Non-geometric strings, symplectic gravity and differential geometry of Lie algebroids

TL;DR

This paper develops a differential geometry framework based on Lie algebroids for non-geometric fluxes in string theory, leading to a symplectic gravity action that parallels standard gravity and connects to string corrections.

Contribution

It introduces a novel differential geometry calculus combining diffeomorphisms and eta-diffeomorphisms, resulting in a bi-invariant Einstein-Hilbert type action for symplectic structures in string theory.

Findings

Constructed a bi-invariant symplectic gravity action similar to Einstein-Hilbert action.
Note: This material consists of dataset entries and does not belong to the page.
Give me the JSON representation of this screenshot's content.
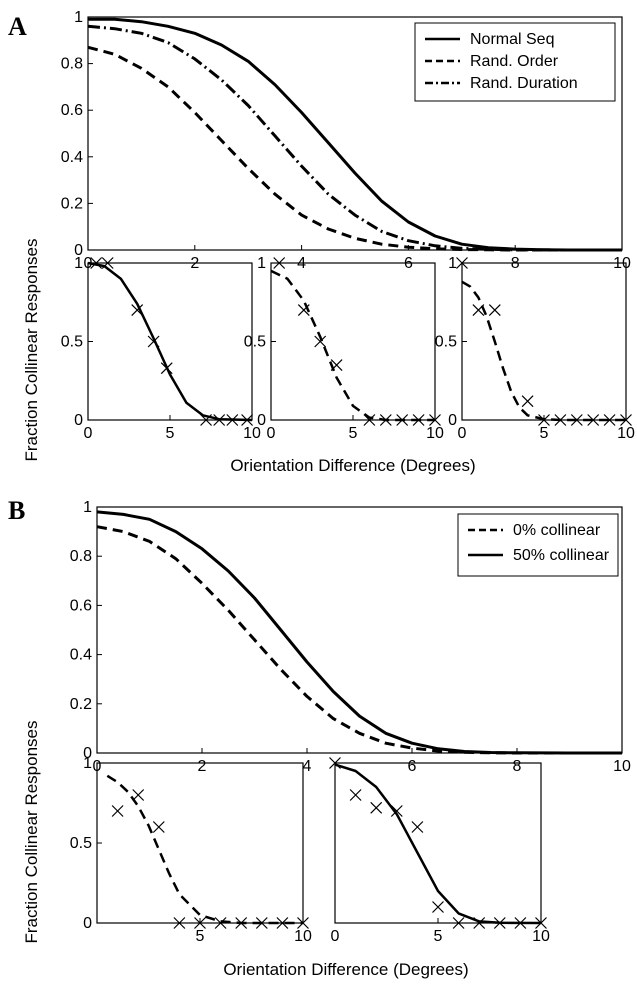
{
  "panels": [
    {
      "letter": "A",
      "ylabel": "Fraction Collinear Responses",
      "xlabel": "Orientation Difference (Degrees)"
    },
    {
      "letter": "B",
      "ylabel": "Fraction Collinear Responses",
      "xlabel": "Orientation Difference (Degrees)"
    }
  ],
  "chart_data": [
    {
      "id": "A-main",
      "type": "line",
      "panel": "A",
      "xlim": [
        0,
        10
      ],
      "ylim": [
        0,
        1
      ],
      "xticks": [
        "0",
        "2",
        "4",
        "6",
        "8",
        "10"
      ],
      "yticks": [
        "0",
        "0.2",
        "0.4",
        "0.6",
        "0.8",
        "1"
      ],
      "grid": false,
      "legend_position": "top-right",
      "series": [
        {
          "name": "Normal Seq",
          "style": "solid",
          "x": [
            0,
            0.5,
            1,
            1.5,
            2,
            2.5,
            3,
            3.5,
            4,
            4.5,
            5,
            5.5,
            6,
            6.5,
            7,
            7.5,
            8,
            8.5,
            9,
            10
          ],
          "y": [
            0.99,
            0.99,
            0.98,
            0.96,
            0.93,
            0.88,
            0.81,
            0.71,
            0.59,
            0.46,
            0.33,
            0.21,
            0.12,
            0.06,
            0.025,
            0.01,
            0.004,
            0.001,
            0,
            0
          ]
        },
        {
          "name": "Rand. Order",
          "style": "dashed",
          "x": [
            0,
            0.5,
            1,
            1.5,
            2,
            2.5,
            3,
            3.5,
            4,
            4.5,
            5,
            5.5,
            6,
            6.5,
            7,
            7.5,
            8,
            9,
            10
          ],
          "y": [
            0.87,
            0.84,
            0.78,
            0.7,
            0.59,
            0.47,
            0.35,
            0.24,
            0.15,
            0.09,
            0.05,
            0.025,
            0.012,
            0.005,
            0.002,
            0.001,
            0,
            0,
            0
          ]
        },
        {
          "name": "Rand. Duration",
          "style": "dashdot",
          "x": [
            0,
            0.5,
            1,
            1.5,
            2,
            2.5,
            3,
            3.5,
            4,
            4.5,
            5,
            5.5,
            6,
            6.5,
            7,
            7.5,
            8,
            9,
            10
          ],
          "y": [
            0.96,
            0.95,
            0.93,
            0.89,
            0.82,
            0.73,
            0.62,
            0.49,
            0.36,
            0.24,
            0.15,
            0.08,
            0.04,
            0.018,
            0.007,
            0.003,
            0.001,
            0,
            0
          ]
        }
      ]
    },
    {
      "id": "A-small-1",
      "type": "line",
      "panel": "A",
      "xlim": [
        0,
        10
      ],
      "ylim": [
        0,
        1
      ],
      "xticks": [
        "0",
        "5",
        "10"
      ],
      "yticks": [
        "0",
        "0.5",
        "1"
      ],
      "series": [
        {
          "name": "",
          "style": "solid",
          "x": [
            0,
            1,
            2,
            3,
            4,
            5,
            6,
            7,
            8,
            10
          ],
          "y": [
            1,
            0.98,
            0.9,
            0.74,
            0.52,
            0.29,
            0.11,
            0.03,
            0.005,
            0
          ]
        },
        {
          "name": "",
          "style": "markers",
          "x": [
            0.5,
            1.2,
            3.0,
            4.0,
            4.8,
            7.2,
            8.0,
            8.8,
            9.7
          ],
          "y": [
            1.0,
            1.0,
            0.7,
            0.5,
            0.33,
            0,
            0,
            0,
            0
          ]
        }
      ]
    },
    {
      "id": "A-small-2",
      "type": "line",
      "panel": "A",
      "xlim": [
        0,
        10
      ],
      "ylim": [
        0,
        1
      ],
      "xticks": [
        "0",
        "5",
        "10"
      ],
      "yticks": [
        "0",
        "0.5",
        "1"
      ],
      "series": [
        {
          "name": "",
          "style": "dashed",
          "x": [
            0,
            1,
            2,
            3,
            4,
            5,
            6,
            7,
            10
          ],
          "y": [
            0.95,
            0.9,
            0.76,
            0.53,
            0.27,
            0.09,
            0.015,
            0,
            0
          ]
        },
        {
          "name": "",
          "style": "markers",
          "x": [
            0.5,
            2.0,
            3.0,
            4.0,
            6.0,
            7.0,
            8.0,
            9.0,
            10.0
          ],
          "y": [
            1.0,
            0.7,
            0.5,
            0.35,
            0,
            0,
            0,
            0,
            0
          ]
        }
      ]
    },
    {
      "id": "A-small-3",
      "type": "line",
      "panel": "A",
      "xlim": [
        0,
        10
      ],
      "ylim": [
        0,
        1
      ],
      "xticks": [
        "0",
        "5",
        "10"
      ],
      "yticks": [
        "0",
        "0.5",
        "1"
      ],
      "series": [
        {
          "name": "",
          "style": "dashed",
          "x": [
            0,
            0.5,
            1,
            1.5,
            2,
            2.5,
            3,
            3.5,
            4,
            5,
            6,
            10
          ],
          "y": [
            0.88,
            0.85,
            0.78,
            0.66,
            0.5,
            0.33,
            0.18,
            0.08,
            0.03,
            0.005,
            0,
            0
          ]
        },
        {
          "name": "",
          "style": "markers",
          "x": [
            0,
            1.0,
            2.0,
            4.0,
            5.0,
            6.0,
            7.0,
            8.0,
            9.0,
            10.0
          ],
          "y": [
            1.0,
            0.7,
            0.7,
            0.12,
            0,
            0,
            0,
            0,
            0,
            0
          ]
        }
      ]
    },
    {
      "id": "B-main",
      "type": "line",
      "panel": "B",
      "xlim": [
        0,
        10
      ],
      "ylim": [
        0,
        1
      ],
      "xticks": [
        "0",
        "2",
        "4",
        "6",
        "8",
        "10"
      ],
      "yticks": [
        "0",
        "0.2",
        "0.4",
        "0.6",
        "0.8",
        "1"
      ],
      "grid": false,
      "legend_position": "top-right",
      "series": [
        {
          "name": "0% collinear",
          "style": "dashed",
          "x": [
            0,
            0.5,
            1,
            1.5,
            2,
            2.5,
            3,
            3.5,
            4,
            4.5,
            5,
            5.5,
            6,
            6.5,
            7,
            7.5,
            8,
            9,
            10
          ],
          "y": [
            0.92,
            0.9,
            0.86,
            0.79,
            0.69,
            0.58,
            0.46,
            0.34,
            0.23,
            0.14,
            0.08,
            0.04,
            0.02,
            0.008,
            0.003,
            0.001,
            0,
            0,
            0
          ]
        },
        {
          "name": "50% collinear",
          "style": "solid",
          "x": [
            0,
            0.5,
            1,
            1.5,
            2,
            2.5,
            3,
            3.5,
            4,
            4.5,
            5,
            5.5,
            6,
            6.5,
            7,
            7.5,
            8,
            9,
            10
          ],
          "y": [
            0.98,
            0.97,
            0.95,
            0.9,
            0.83,
            0.74,
            0.63,
            0.5,
            0.37,
            0.25,
            0.15,
            0.08,
            0.04,
            0.017,
            0.006,
            0.002,
            0.001,
            0,
            0
          ]
        }
      ]
    },
    {
      "id": "B-small-1",
      "type": "line",
      "panel": "B",
      "xlim": [
        0,
        10
      ],
      "ylim": [
        0,
        1
      ],
      "xticks": [
        "5",
        "10"
      ],
      "yticks": [
        "0",
        "0.5",
        "1"
      ],
      "series": [
        {
          "name": "",
          "style": "dashed",
          "x": [
            0,
            0.5,
            1,
            1.5,
            2,
            2.5,
            3,
            3.5,
            4,
            5,
            6,
            7,
            10
          ],
          "y": [
            0.93,
            0.92,
            0.88,
            0.82,
            0.73,
            0.61,
            0.46,
            0.31,
            0.18,
            0.05,
            0.01,
            0,
            0
          ]
        },
        {
          "name": "",
          "style": "markers",
          "x": [
            1.0,
            2.0,
            3.0,
            4.0,
            5.0,
            6.0,
            7.0,
            8.0,
            9.0,
            10.0
          ],
          "y": [
            0.7,
            0.8,
            0.6,
            0,
            0,
            0,
            0,
            0,
            0,
            0
          ]
        }
      ]
    },
    {
      "id": "B-small-2",
      "type": "line",
      "panel": "B",
      "xlim": [
        0,
        10
      ],
      "ylim": [
        0,
        1
      ],
      "xticks": [
        "0",
        "5",
        "10"
      ],
      "yticks": [],
      "series": [
        {
          "name": "",
          "style": "solid",
          "x": [
            0,
            1,
            2,
            3,
            4,
            5,
            6,
            7,
            8,
            10
          ],
          "y": [
            0.99,
            0.95,
            0.85,
            0.68,
            0.44,
            0.2,
            0.06,
            0.01,
            0.001,
            0
          ]
        },
        {
          "name": "",
          "style": "markers",
          "x": [
            0,
            1.0,
            2.0,
            3.0,
            4.0,
            5.0,
            6.0,
            7.0,
            8.0,
            9.0,
            10.0
          ],
          "y": [
            1.0,
            0.8,
            0.72,
            0.7,
            0.6,
            0.1,
            0,
            0,
            0,
            0,
            0
          ]
        }
      ]
    }
  ]
}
Derived equations of motion that resemble standard gravity equations.

Discussed solutions including Calabi-Yau geometries.

Abstract

Based on the structure of a Lie algebroid for non-geometric fluxes in string theory, a differential-geometry calculus is developed which combines usual diffeomorphisms with so-called \beta-diffeomorphisms emanating from gauge symmetries of the Kalb-Ramond field. This allows to construct a bi-invariant action of Einstein-Hilbert type comprising a metric, a (quasi-)symplectic structure \beta and a dilaton. As a salient feature, this symplectic gravity action and the resulting equations of motion take a form which is similar to the standard action and field equations. Furthermore, the two actions turn out to be related via a field redefinition reminiscent of the Seiberg-Witten limit. Remarkably, this redefinition admits a direct generalization to higher-order \alpha'-corrections and to the additional fields and couplings appearing in the effective action of the superstring. Simple solutions to the equations of motion of the symplectic gravity action, including Calabi-Yau geometries, are discussed.